The historical reason for this is somewhat different from the current reasoning - previously it was to have a 'safe' screen to go back to which was always resident in memory, so that if the game had gone to a demo loop and the player touched the controller, it could instantly return to the start screen and let interaction commence with no delay.
However typically these days it serves another purpose. For 360 at least, the start screen is deliberately user-agnostic. Nothing on the start screen requires knowledge of which user is actively playing the game. You get to the start screen without loading any save data, and without requiring a user to be logged in. So you can get to the start screen quickly and without having to show any TCR compliant messages.
Requiring the user to press start gets you a key piece of information: which controller is the primary controller. It's not necessarily the first or only controller connected, and you might have several equally valid controllers to choose from. You don't know which one the user has actually picked up though until they've pressed a button on it. Once that controller is used, it will remain the primary controller for the rest of the gameplay session.

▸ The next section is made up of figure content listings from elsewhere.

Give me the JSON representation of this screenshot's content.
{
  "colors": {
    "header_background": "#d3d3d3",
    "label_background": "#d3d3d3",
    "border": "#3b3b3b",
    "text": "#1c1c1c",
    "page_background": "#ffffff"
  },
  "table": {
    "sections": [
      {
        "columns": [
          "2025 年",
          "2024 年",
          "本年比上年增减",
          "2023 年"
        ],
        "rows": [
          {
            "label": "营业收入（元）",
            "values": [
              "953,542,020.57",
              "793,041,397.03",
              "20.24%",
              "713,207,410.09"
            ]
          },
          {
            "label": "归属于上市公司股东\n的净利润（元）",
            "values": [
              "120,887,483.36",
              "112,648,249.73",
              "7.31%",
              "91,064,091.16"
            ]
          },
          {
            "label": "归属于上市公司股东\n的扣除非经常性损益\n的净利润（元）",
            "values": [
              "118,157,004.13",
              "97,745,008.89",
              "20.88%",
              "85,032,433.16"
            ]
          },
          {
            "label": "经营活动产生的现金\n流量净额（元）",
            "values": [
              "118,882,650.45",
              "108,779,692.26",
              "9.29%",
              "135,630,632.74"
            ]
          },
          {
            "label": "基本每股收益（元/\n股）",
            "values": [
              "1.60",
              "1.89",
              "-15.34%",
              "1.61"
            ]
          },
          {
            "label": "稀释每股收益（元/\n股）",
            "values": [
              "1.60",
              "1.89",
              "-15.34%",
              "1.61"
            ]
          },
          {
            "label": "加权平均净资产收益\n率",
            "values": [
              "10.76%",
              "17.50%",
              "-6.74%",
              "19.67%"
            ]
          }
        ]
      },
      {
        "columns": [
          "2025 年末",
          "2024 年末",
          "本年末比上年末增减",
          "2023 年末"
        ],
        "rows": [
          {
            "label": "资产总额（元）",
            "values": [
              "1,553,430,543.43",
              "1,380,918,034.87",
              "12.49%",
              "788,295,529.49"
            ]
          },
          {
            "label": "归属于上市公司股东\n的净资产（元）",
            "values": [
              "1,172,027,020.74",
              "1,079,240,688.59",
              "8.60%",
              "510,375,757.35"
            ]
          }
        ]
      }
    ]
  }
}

On 360, finding out what the primary controller is also typically gets you another bit of information: which user is playing the game. Because each user is bound to a single controller, you know which user is playing, and from that you know which save data to load. Many / most of the content on the 360 is bound to specific users, so it's important to determine who is playing the game before continuing. If no-one is logged into the console, games will typically prompt at this point for a user to log in, or ask if the player is happy to play as a 'guest', i.e. without saving (because with no user, there's nowhere to save to).
You'll also find that, typically, changing users (by signing out and back in) will cause you to return to the start screen. This is because the relevant user-specific data is loaded after this point in the game, and the start screen is the easiest point in the user interface flow where you know exactly what data is loaded (none).